For instance, Shreya Grover and Pawan Grover (names changed) were banking professionals. But Shreya was laid off a few years back. Initially, the couple went through a difficult phase. Relationship expert Vishnu Modi, who knows the couple says, “Shreya lost her job a year after their baby was born. Post this, she took up other home responsibilities and parenting. This helped sooth tempers in their relationship. In fact, even after so many years now, she has not taken up a job and is continuing with her parenting duties.”
AN EARNING PARTNER CAN HELP
In the case of Shreya, her husband Pawan ironed out things in the relationship. According to Shetty, an earning partner in such a relationship should treat the non-earning partner with respect, dignity and equality. She says, “He/she should try and appreciate the nonearning partner for other roles they play in their lives. Try to not be dominant and argumentative in financial decisions. Never bring the earnings and financial status of the non-working partner in arguments and fights.”

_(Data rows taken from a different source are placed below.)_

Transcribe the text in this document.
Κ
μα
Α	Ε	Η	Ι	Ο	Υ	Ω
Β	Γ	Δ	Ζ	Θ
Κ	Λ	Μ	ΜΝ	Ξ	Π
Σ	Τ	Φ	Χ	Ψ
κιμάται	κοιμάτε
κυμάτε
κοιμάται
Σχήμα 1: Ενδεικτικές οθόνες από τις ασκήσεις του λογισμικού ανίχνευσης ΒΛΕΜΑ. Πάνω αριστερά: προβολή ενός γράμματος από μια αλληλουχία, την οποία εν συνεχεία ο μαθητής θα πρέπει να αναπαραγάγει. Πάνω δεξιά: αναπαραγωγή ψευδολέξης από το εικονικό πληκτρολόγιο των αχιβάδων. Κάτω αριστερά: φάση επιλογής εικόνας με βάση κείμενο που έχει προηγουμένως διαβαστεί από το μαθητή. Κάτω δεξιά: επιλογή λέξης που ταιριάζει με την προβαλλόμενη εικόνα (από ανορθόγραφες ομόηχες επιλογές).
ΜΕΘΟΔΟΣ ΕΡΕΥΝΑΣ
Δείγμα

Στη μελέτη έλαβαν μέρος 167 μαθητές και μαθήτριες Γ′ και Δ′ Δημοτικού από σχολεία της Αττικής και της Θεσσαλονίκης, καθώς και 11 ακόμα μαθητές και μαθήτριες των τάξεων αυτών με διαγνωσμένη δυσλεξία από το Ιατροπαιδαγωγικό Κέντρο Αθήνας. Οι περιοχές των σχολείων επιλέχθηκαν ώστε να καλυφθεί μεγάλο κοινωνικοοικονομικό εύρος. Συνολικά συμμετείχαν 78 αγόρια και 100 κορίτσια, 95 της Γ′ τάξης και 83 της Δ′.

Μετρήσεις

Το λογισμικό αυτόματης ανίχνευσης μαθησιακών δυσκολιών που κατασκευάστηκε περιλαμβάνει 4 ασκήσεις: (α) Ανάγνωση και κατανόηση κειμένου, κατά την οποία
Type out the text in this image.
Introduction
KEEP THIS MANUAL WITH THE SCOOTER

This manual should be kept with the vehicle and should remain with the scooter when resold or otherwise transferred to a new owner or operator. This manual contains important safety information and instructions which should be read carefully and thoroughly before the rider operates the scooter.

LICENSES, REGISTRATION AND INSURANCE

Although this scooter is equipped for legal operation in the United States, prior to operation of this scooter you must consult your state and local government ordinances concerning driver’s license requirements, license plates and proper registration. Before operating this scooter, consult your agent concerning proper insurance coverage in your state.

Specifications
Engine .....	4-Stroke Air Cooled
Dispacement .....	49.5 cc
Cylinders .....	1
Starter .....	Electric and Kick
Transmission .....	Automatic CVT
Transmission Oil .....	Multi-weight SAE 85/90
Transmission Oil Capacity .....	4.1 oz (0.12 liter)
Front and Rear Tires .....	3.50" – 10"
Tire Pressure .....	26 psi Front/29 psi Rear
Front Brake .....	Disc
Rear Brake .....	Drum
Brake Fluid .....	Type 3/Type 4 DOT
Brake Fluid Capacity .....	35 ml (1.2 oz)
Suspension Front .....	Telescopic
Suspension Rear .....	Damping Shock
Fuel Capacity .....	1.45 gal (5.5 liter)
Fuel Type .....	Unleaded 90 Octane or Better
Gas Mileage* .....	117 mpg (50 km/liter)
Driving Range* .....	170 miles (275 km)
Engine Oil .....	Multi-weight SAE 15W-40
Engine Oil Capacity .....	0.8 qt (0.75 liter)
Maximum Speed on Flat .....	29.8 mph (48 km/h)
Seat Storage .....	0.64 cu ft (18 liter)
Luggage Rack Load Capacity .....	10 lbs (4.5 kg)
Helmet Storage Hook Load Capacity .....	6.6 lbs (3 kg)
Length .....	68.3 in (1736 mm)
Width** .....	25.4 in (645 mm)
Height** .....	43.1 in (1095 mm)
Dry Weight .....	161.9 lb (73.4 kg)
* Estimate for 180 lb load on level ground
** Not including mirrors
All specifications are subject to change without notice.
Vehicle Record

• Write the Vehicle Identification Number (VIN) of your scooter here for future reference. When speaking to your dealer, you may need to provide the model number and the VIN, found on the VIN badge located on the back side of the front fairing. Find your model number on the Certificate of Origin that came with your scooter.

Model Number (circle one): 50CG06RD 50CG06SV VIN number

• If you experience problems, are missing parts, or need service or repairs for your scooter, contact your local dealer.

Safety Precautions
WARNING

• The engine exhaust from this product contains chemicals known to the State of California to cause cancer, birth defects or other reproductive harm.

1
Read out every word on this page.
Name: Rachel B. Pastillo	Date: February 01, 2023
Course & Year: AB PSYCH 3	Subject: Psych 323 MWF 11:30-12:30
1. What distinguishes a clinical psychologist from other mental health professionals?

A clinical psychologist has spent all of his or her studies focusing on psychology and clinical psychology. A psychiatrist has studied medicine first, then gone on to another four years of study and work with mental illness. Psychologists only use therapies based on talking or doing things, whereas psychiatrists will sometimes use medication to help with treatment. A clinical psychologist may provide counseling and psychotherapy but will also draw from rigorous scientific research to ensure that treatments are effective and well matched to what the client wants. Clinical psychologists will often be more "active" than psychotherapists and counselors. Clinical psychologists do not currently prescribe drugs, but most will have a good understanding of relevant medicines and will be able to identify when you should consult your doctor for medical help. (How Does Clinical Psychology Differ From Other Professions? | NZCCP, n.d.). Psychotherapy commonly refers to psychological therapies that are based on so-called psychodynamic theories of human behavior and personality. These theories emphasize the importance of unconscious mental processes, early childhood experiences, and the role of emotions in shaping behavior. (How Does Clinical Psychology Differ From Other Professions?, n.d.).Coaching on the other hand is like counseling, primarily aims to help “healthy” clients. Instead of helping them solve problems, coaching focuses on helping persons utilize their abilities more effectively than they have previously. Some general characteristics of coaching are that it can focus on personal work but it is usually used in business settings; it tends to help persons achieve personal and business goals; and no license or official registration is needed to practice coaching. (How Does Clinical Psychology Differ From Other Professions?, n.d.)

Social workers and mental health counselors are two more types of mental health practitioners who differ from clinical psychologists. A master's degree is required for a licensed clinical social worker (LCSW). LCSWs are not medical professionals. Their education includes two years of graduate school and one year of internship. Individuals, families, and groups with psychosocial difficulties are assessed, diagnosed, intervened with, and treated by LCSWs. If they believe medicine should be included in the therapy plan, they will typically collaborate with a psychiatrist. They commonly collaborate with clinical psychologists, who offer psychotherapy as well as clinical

WHEN THE HUSBAND DOESN’T EARN
In the Indian context, when a man doesn’t earn, it can always be a tricky situation. Especially, when you are married because he is supposed to be the breadwinner. Aman Bhonsle, psychosocial analyst and relationship counsellor, says that this situation can affect a relationship if the man subscribes to ‘slightly’ oldschool Indian values or if the woman feels that her man should be earning. He says, “Such a marriage can lead to awkwardness in social groups where people share similar values. The wife may say that my husband doesn’t do anything and husband says, ‘I just sit at home.’ The dynamics are affected by how the egos of the two people are in general. Some people may have a lot of arguments, behave aggressively, stop having friends, as there is always a big scene in front of friends. It also starts affecting families. The offsprings may tell the mother that their father is useless, the husband starts complaining to his family about his wife; it has a cascading effect.” But the wife, or rather the earning partner can always help. Bhonsle says, “The wife should seriously consider revaluating how she wants to negotiate this relationship. She can also find a neutral third party, who can find out if the values they follow are helping or harming them.”
Borrowing money from a friend or a family member changes the dynamics and power balance in the bond between two people. If you have not repaid it on time, you should make it clear that you’re committed to repaying what you owe and that you are trying to work out a new repayment schedule.